A U.S. government plane is reported to be on standby to whisk him to New York if and when a plan is confirmed.

Bankman-Fried, 30 – whose personal $16billion fortune vanished in FTX’s cataclysmic $32billion overnight crash – would probably be held at the tough Metropolitan Detention Center in Brooklyn.

That is also where pedophile Jeffrey Epstein’s madam Ghislaine Maxwell was incarcerated for two years before getting a 20-year sentence for grooming minors for sexual abuse.

It is additionally understood the crypto whizz-kid-turned pariah would appear in a Manhattan court within 48 hours of arriving in the United States, where the prospect of bail could be discussed. Prosecutors are expected to fight any freedom bid.
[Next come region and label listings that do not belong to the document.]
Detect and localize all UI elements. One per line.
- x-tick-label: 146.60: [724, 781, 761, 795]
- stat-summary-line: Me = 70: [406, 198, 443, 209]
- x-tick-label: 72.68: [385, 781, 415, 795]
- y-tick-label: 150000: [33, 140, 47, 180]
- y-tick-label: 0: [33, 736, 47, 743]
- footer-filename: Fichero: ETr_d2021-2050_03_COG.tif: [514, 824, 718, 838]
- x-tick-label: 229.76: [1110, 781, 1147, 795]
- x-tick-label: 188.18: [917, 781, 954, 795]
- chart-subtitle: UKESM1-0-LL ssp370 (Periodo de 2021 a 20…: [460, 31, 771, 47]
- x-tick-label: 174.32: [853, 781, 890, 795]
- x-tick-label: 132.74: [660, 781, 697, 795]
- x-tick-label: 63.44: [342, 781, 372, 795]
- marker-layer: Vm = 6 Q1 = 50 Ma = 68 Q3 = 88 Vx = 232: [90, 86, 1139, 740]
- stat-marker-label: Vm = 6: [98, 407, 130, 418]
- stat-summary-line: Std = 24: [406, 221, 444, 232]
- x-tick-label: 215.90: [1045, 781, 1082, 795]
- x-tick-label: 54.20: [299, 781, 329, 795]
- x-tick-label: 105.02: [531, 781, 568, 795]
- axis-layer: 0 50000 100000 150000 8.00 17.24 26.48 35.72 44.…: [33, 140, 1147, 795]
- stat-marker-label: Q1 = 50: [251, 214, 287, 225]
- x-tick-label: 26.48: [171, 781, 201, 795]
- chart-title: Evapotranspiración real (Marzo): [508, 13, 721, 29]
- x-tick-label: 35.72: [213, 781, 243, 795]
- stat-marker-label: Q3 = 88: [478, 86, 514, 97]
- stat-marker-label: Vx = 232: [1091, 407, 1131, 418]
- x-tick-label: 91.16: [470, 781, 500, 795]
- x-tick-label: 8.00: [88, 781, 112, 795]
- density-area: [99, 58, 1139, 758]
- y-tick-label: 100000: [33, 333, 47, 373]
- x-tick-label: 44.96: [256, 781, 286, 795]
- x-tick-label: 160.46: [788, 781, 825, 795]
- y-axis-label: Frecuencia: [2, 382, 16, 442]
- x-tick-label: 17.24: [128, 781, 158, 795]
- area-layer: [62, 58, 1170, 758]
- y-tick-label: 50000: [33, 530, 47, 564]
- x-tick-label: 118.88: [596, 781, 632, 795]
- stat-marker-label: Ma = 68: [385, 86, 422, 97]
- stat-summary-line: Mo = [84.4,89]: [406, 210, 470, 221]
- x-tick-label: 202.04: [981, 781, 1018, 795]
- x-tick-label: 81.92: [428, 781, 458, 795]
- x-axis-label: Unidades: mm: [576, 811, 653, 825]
Bankman-Fried’s sudden reversal comes after he initially refused to waive his right to extradition when he first appeared in court on December 13, after being dramatically arrested at his $40million penthouse the evening before.

The mop-haired mogul had pleaded to be allowed $250,000 bail and house arrest at that marathon hearing, saying he was a depressed vegan.

Justin Paperny of White Collar Advice, a prison consultancy company which advises defendants on how to get through their time in custody, said: ‘Bankman-Fried will be begging to come back to America after his time in the Bahamian prison.

‘The MDC in Brooklyn will be immeasurably better than what he’s enduring now. Ghislaine Maxwell didn’t like it but the majority of inmates are fine there.

‘My advice to him is to not complain about his situation with other inmates and be careful about what he’s saying to people as others might turn information over to the US government.

‘He should avoid bragging about his friendships with people like Tom Brady as other inmates will think he’s a showoff and presume he still has money and can be exploited’.